Reid, Ed and Demaris, Ovid. The Green Felt Jungle. Montreal: Pocket Books, 1964. 241 pages.

It wasn't until Senator Estes Kefauver held hearings in more than a dozen cities in the early 1950s that organized crime was given any visibility in postwar America. In 1943 the Mafia helped the OSS liberate Sicily from Mussolini, who had little tolerance for any competition. After the war the Mafia was as strong as ever, but not as conspicuous in the U.S. as they were in earlier decades. One center of Mafia activity in the U.S. was the Chicago- Hollywood-Vegas connection. After Bugsy Siegel was blown away in 1947, the mob began taking over Las Vegas in earnest, buying off the authorities as needed. Legalized gambling made for high profits (particularly when an unreported percentage was skimmed off the top), and casinos were excellent for laundering money.

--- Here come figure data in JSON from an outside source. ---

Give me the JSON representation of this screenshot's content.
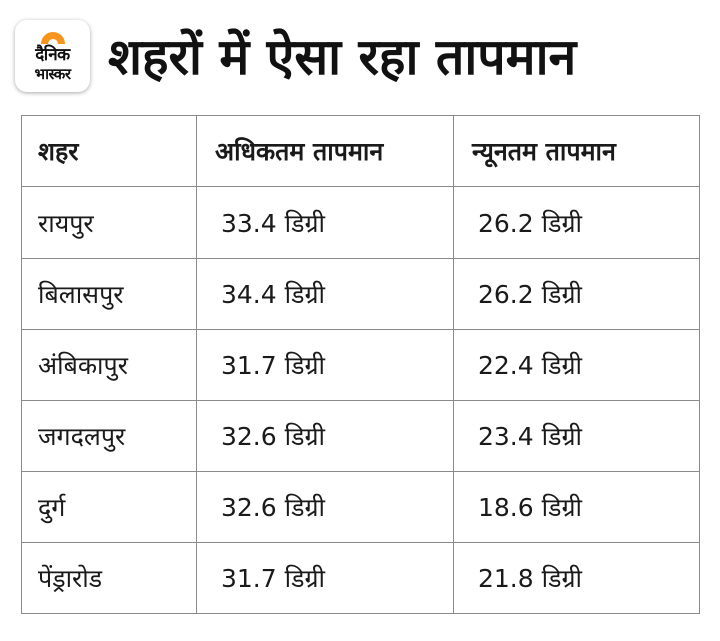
{
  "header": {
    "logo": {
      "line1": "दैनिक",
      "line2": "भास्कर",
      "sun_color": "#f7941d"
    },
    "title": "शहरों में ऐसा रहा तापमान"
  },
  "table": {
    "columns": [
      "शहर",
      "अधिकतम तापमान",
      "न्यूनतम तापमान"
    ],
    "rows": [
      {
        "city": "रायपुर",
        "max": "33.4 डिग्री",
        "min": "26.2 डिग्री"
      },
      {
        "city": "बिलासपुर",
        "max": "34.4 डिग्री",
        "min": "26.2 डिग्री"
      },
      {
        "city": "अंबिकापुर",
        "max": "31.7 डिग्री",
        "min": "22.4 डिग्री"
      },
      {
        "city": "जगदलपुर",
        "max": "32.6 डिग्री",
        "min": "23.4 डिग्री"
      },
      {
        "city": "दुर्ग",
        "max": "32.6 डिग्री",
        "min": "18.6 डिग्री"
      },
      {
        "city": "पेंड्रारोड",
        "max": "31.7 डिग्री",
        "min": "21.8 डिग्री"
      }
    ]
  }
}
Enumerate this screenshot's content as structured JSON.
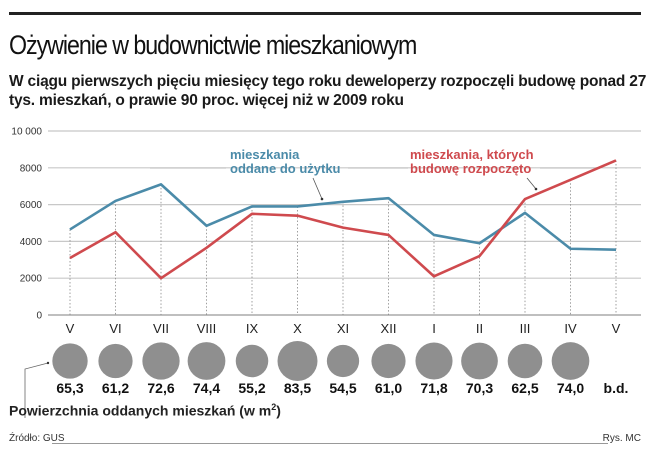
{
  "header": {
    "title": "Ożywienie w budownictwie mieszkaniowym",
    "subtitle": "W ciągu pierwszych pięciu miesięcy tego roku deweloperzy rozpoczęli budowę ponad 27 tys. mieszkań, o prawie 90 proc. więcej niż w 2009 roku"
  },
  "legend": {
    "blue_line1": "mieszkania",
    "blue_line2": "oddane do użytku",
    "red_line1": "mieszkania, których",
    "red_line2": "budowę rozpoczęto"
  },
  "bubbles": {
    "label": "Powierzchnia oddanych mieszkań (w m",
    "label_sup": "2",
    "label_end": ")"
  },
  "footer": {
    "source": "Źródło: GUS",
    "credit": "Rys. MC"
  },
  "colors": {
    "blue": "#4b8ba9",
    "red": "#cf4a4e",
    "bubble": "#8f8f8f",
    "grid": "#c8c8c8"
  },
  "chart_data": [
    {
      "type": "line",
      "title": "Ożywienie w budownictwie mieszkaniowym",
      "xlabel": "",
      "ylabel": "",
      "ylim": [
        0,
        10000
      ],
      "yticks": [
        0,
        2000,
        4000,
        6000,
        8000,
        10000
      ],
      "ytick_labels": [
        "0",
        "2000",
        "4000",
        "6000",
        "8000",
        "10 000"
      ],
      "grid": true,
      "categories": [
        "V",
        "VI",
        "VII",
        "VIII",
        "IX",
        "X",
        "XI",
        "XII",
        "I",
        "II",
        "III",
        "IV",
        "V"
      ],
      "series": [
        {
          "name": "mieszkania oddane do użytku",
          "color": "#4b8ba9",
          "values": [
            4650,
            6200,
            7100,
            4850,
            5900,
            5900,
            6150,
            6350,
            4350,
            3900,
            5550,
            3600,
            3550
          ]
        },
        {
          "name": "mieszkania, których budowę rozpoczęto",
          "color": "#cf4a4e",
          "values": [
            3100,
            4500,
            2000,
            3650,
            5500,
            5400,
            4750,
            4350,
            2100,
            3200,
            6300,
            7350,
            8400
          ]
        }
      ]
    },
    {
      "type": "bubble",
      "title": "Powierzchnia oddanych mieszkań (w m²)",
      "categories": [
        "V",
        "VI",
        "VII",
        "VIII",
        "IX",
        "X",
        "XI",
        "XII",
        "I",
        "II",
        "III",
        "IV",
        "V"
      ],
      "values": [
        65.3,
        61.2,
        72.6,
        74.4,
        55.2,
        83.5,
        54.5,
        61.0,
        71.8,
        70.3,
        62.5,
        74.0,
        null
      ],
      "labels": [
        "65,3",
        "61,2",
        "72,6",
        "74,4",
        "55,2",
        "83,5",
        "54,5",
        "61,0",
        "71,8",
        "70,3",
        "62,5",
        "74,0",
        "b.d."
      ]
    }
  ]
}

The authors of this book are ex-newspapermen; Ed Reid worked for Hank Greenspun, publisher-editor of the Las Vegas Sun. In this bestseller they name all the names -- an appendix (pages 221-234) lists the 250 licensed owners of 15 major casinos. This book is out of date by now, particularly since Howard Hughes began buying out the Mafia's interest in Las Vegas several years after it was published. But it's a valuable reference for those who are still trying to uncover postwar American history.